I recently switched from using the web page download to using the API (via Python). I haven’t done a comparison, but as far as filtering parameters goes, you may not have exactly the same ones available via the API, but your code can always discard any observations that do not meet your filtering criteria. As far as requested fields goes, if you’re using “get observations”, it returns the entire observation. The onus is on you to figure out where the various bits of information are stored in the response. This is a bit complicated, but it’s something you only have to do once. It also exposes a whole raft of fields that are NOT available to you via the web interface - once you figure out where to find them in the data structures. This not only gives you additional information, but it allows you to do more complex filtering of the observations. I found it possible to do more sophisticated filtering using the API than what I was able to do using the filtering parameters on the website (naturally, YMMV).
It took me a bit of time to write a program that would iterate over the different permutations of requests that I used to perform manually, but now I just set up the date parameters within my program and click “run” - it does everything, including putting the data into a “nicer” format than what the web download provides. Recently, I was investigating a problem within iNat and I wanted to get another field for the records to aid in the investigation - the app through which the observations were submitted (web, Android, iPhone, or Seek). This isn’t available via the web download, but it’s in the API response data structure. It took me a bit of time to find it in the data structures, but then I just added that reference into the code and bingo, I now have that additional information.
My only regret is that I didn’t migrate over to using the API sooner.
as far as i can tell, the web pages provide a subset of the filter parameters available in the API, unless you’re using the deprecated API (which provides far fewer filter parameters).
it would be unfortunate if you spent a lot of time developing something against the old API.
Not sure, but I think I’m using V1. Like I said, I didn’t check to see if every filter parameter that I was using on the web interface was duplicated in the API. I found I could do what I needed to do, and it works at present.
v1 is the current API. so you did not develop against the deprecated API. there is also a v2, but it’s still in beta as far as i know.
users of Python can use pyinaturalist to simplify retrieval of data, although it doesen’t necessarily help to lay the data out in a tabular format, which can be extra work for fields that can contain multiple values.

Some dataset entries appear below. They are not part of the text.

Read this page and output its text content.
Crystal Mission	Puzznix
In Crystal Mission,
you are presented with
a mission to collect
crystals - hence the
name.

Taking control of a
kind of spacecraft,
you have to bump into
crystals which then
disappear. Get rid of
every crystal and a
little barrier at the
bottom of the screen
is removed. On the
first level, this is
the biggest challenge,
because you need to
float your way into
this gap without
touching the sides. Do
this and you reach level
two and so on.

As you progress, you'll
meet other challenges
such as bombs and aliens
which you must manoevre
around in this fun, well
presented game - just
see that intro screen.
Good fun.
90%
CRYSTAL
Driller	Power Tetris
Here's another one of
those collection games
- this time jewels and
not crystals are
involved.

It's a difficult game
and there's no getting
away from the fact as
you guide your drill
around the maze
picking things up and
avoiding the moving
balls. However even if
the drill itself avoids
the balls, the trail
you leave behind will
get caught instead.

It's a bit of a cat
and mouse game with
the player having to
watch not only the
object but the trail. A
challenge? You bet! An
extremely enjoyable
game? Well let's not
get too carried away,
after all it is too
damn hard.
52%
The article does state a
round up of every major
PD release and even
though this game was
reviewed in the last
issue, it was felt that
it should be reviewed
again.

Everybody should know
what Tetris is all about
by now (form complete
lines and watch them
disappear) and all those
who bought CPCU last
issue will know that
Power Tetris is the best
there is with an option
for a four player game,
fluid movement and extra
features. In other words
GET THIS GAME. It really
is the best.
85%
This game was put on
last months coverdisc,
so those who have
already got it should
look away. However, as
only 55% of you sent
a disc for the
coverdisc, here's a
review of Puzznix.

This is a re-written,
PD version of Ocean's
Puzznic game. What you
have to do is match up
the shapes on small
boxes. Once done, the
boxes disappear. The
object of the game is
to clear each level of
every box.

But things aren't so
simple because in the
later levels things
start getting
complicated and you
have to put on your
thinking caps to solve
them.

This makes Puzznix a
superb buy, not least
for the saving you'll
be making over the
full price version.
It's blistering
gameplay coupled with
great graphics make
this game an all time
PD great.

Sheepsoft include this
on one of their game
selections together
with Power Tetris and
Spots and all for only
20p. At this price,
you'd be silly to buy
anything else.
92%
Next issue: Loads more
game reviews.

i made some Jupyter notebooks that work with JupyterLite implementations to allow folks to run stuff entirely in their browsers without having to explicitly set up a Python environment on their machines. one of them has the bones to get observation data and put it in a tabular format, get extra information like related standard places, and do some additional filtering that’s not possible when making the get requests.
Yes, I’m using pyinaturalist. I was already managing observation data using Python, so it wasn’t like I was setting up a whole environment from scratch. This was just an extension of what I was already doing - instead of downloading the raw observation data from the website and then processing it using Python code, I am now doing the download via Python as well.
I should add that I’m doing very basic stuff as far as the programming goes. My main priority is getting the data and cleaning it up with as little effort as possible. I’m not spending any time on making the code pretty or sharable.
All of the filters shown in the first section of the export page have a corresponding query parameter listed under GET /observations except for not_in_place. However, that parameter can certainly be used in both website urls and API requests, so I’m not sure why it’s missing from the API docs.
It’s probably possible to append any query created on the export page to https://api.inaturalist.org/v1/observations? and get the same result set. However, there’s no way to specify the requested fields via the API - you have to extract all that information yourself from the returned json data. (The only exception to this is only_id, which reduces the results to a list of record IDs).